Vie des institutions

La statistique propose, le politique dispose (suite … et sans doute pas fin !)
L’éditorial de notre précédente lettre concluait : Il doit être clair que, même si la décision est prise uniquement sur la base de formules statistiques, ce n’est pas le statisticien qui aura pris la décision de politique économique, mais le politique. La question du journaliste du Monde est donc en fait mal posée : les statisticiens n’ont aucune responsabilité dans la prise de décisions politiques, même lorsque ces décisions découlent de leurs travaux ; dans le cas d’espèce, ce ne sont pas les statisticiens, ni au niveau national, ni au niveau européen, qui ont fixé à 3 % le seuil au-delà duquel il convient de mettre en œuvre la procédure de déficit excessif.

A son tour, Libération vient de tomber dans le piège en publiant dans son édition du 9 mars dernier un article intitulé « Macron sauvé par Eurostat ».

Eurostat venait en effet de valider l'étalement sur deux ans du remboursement de la créance liée à la décision du Conseil constitutionnel d'invalider la taxe de 3 % sur les dividendes. Mais ce n'est pas Eurostat qui aura "sauvé Macron' mais la procédure de déficit excessif qui s'appuie elle-même sur les chiffres publiés par Eurostat. Certes Eurostat aura pris une "décision" mais il s'agit seulement d'une "décision statistique" de nature différente des décisions politico-économiques. De plus ce titre laisse insidieusement penser à une certaine complicité d'Eurostat.

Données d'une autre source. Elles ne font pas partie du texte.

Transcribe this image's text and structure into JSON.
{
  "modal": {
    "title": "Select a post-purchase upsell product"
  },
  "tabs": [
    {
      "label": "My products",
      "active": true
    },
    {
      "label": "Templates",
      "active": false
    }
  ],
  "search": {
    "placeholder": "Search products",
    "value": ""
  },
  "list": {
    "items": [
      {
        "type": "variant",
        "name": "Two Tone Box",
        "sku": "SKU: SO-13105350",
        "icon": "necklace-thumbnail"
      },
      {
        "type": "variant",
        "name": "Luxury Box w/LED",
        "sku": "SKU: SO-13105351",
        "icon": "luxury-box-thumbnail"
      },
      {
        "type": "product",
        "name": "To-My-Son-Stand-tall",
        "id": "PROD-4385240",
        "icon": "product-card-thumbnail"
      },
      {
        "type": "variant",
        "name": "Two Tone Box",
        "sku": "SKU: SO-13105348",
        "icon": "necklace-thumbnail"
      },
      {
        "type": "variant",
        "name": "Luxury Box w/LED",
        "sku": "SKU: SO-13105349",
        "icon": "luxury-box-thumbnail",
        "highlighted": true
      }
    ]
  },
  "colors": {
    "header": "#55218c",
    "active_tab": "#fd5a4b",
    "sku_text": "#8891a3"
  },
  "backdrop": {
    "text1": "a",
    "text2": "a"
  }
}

Notons en outre que c’est plutôt l’amélioration de la conjoncture (déficit 2017 estimé le 27 mars à 2,6 % par l’Insee) qui aura "sauvé Macron".

L’Insee déménage
Depuis 1974, la direction générale de l’Insee était installée en bordure de périphérique, 18 boulevard Adolphe Pinard, à cheval sur les communes de Paris et de Malakoff.
Depuis le 3 avril 2018, tous les services de la direction générale sont implantés sur un nouveau site à Montrouge.
Leur nouvelle adresse est :
88 avenue Verdier
CS 70058
92541 Montrouge Cedex

La reprise du « Courrier des statistiques »
Le « Courrier des statistiques » a été lancé en 1977 et a publié son dernier numéro en septembre 2011 (n° 131). Nous avions été nombreux, alors, à regretter cette décision, prise sur le fondement de considérations essentiellement comptables.

Après avoir constaté qu’une telle revue répondait encore aujourd’hui à un besoin réel, l’Insee a pris la décision de relancer le « Courrier des statistiques » et d’en faire une revue numérique, disponible gratuitement sur son site internet. La revue paraîtra dans un premier temps à un rythme semestriel. Elle comportera une demi-douzaine d’articles susceptibles de couvrir des thèmes tels que : concepts, processus et outils du SSP, droit et statistique, environnement international. Des auteurs extérieurs au SSP pourront être sollicités à l’occasion, notamment pour présenter l’organisation de la statistique dans un institut étranger. Le premier numéro paraîtra à l’automne 2018

« La Statistique dans la cité » souhaite la bienvenue à son nouveau confrère !


Méthodes

Les retraités : quel niveau de vie ?
Les conséquences de la hausse de la CSG sur le montant des retraites et le niveau de vie des retraités font l’objet de nombreux débats et commentaires, Quelques chiffres fournis chaque année par le service statistique public permettent d’éclairer le sujet.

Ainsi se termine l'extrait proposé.